President Donald Trump has demanded payments increase from $600 to $2,000 for most adult Americans, and Van Drew has said he supports the idea.
"It was never going to happen under unanimous consent," Van Drew said Thursday. That type of motion requires that no one object, and there are almost always a few dissenters.
"This is by no means dead by anybody I talked to," he said.
Speaker of the House Nancy Pelosi, who has said she supports the higher payments, will likely put it up for a vote in the Democrat-controlled House on Monday, Van Drew said. That's also when an override vote would be scheduled if Trump vetoes the bill.
"I think at the end of the day ... Pelosi is going to put it up because she thinks it will embarrass folks (in the GOP). We will have a machine vote, and some Republicans and most Democrats will support it," Van Drew said. "What happens in the Senate, I can't speak to."
The Republican-controlled Senate is expected to be less likely to pass the higher payments.
"I support it, and I'm willing to go back whenever we have to vote on that," Van Drew said.
The $900 billion COVID relief bill passed both chambers of Congress on Monday with veto-proof majorities after months of negotiations between Trump's Treasury Secretary Steve Mnuchin and congressional leaders. It was paired with the $1.4 trillion overall federal spending bill needed to keep the government working.
While Congress has the votes to override a Trump veto, if the president does not sign it by Monday, the government may have to close for a time, some unemployment benefits would end and relief checks would not go out as quickly as planned.
Van Drew said he understands the concerns of Kentucky Sen. Rand Paul, who voted against the relief bill saying the country should not go further into debt. But New Jerseyans have been so badly harmed by the business slowdown related to the epidemic, more spending is necessary, he said.
"The governor has been tough with COVID restrictions," Van Drew said of Gov. Phil Murphy, and that has resulted in a lot of lost jobs.
The Bureau of Labor Statistics reported that in November New Jersey was one of just three states with an unemployment rate over 10%. Its rate was 10.2%, and Hawaii and Nevada's rates were both 10.1%, according to BLS, while the national average was 6.7%.

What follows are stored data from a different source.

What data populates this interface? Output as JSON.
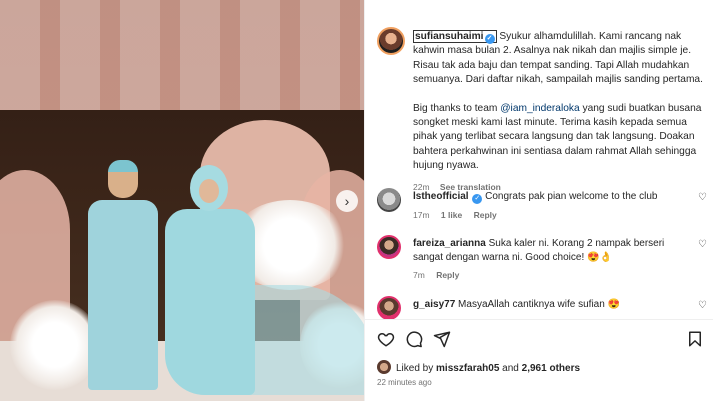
{
  "post": {
    "username": "sufiansuhaimi",
    "caption_p1": "Syukur alhamdulillah. Kami rancang nak kahwin masa bulan 2. Asalnya nak nikah dan majlis simple je. Risau tak ada baju dan tempat sanding. Tapi Allah mudahkan semuanya. Dari daftar nikah, sampailah majlis sanding pertama.",
    "caption_p2_before": "Big thanks to team ",
    "caption_mention": "@iam_inderaloka",
    "caption_p2_after": " yang sudi buatkan busana songket meski kami last minute. Terima kasih kepada semua pihak yang terlibat secara langsung dan tak langsung. Doakan bahtera perkahwinan ini sentiasa dalam rahmat Allah sehingga hujung nyawa.",
    "time": "22m",
    "see_translation": "See translation",
    "carousel_next": "›"
  },
  "comments": [
    {
      "username": "lstheofficial",
      "verified": true,
      "text": "Congrats pak pian welcome to the club",
      "time": "17m",
      "likes": "1 like",
      "reply": "Reply"
    },
    {
      "username": "fareiza_arianna",
      "text": "Suka kaler ni. Korang 2 nampak berseri sangat dengan warna ni. Good choice!",
      "emojis": "😍👌",
      "time": "7m",
      "reply": "Reply"
    },
    {
      "username": "g_aisy77",
      "text": "MasyaAllah cantiknya wife sufian",
      "emojis": "😍"
    }
  ],
  "footer": {
    "liked_by_prefix": "Liked by ",
    "liked_by_user": "misszfarah05",
    "liked_by_and": " and ",
    "liked_by_count": "2,961 others",
    "time_ago": "22 minutes ago"
  },
  "icons": {
    "heart": "heart-icon",
    "comment": "comment-icon",
    "share": "share-icon",
    "save": "bookmark-icon",
    "verified": "verified-badge-icon"
  }
}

Trump may not have made it clear enough earlier that he wanted larger payments to individuals and families, Van Drew said, although he did talk about it publicly. But combining COVID relief with the overall federal spending bill also highlighted how much the country spends on foreign aid. That caused some to push for more aid to Americans, he said.
"We have to take care of our own country right now," Van Drew said.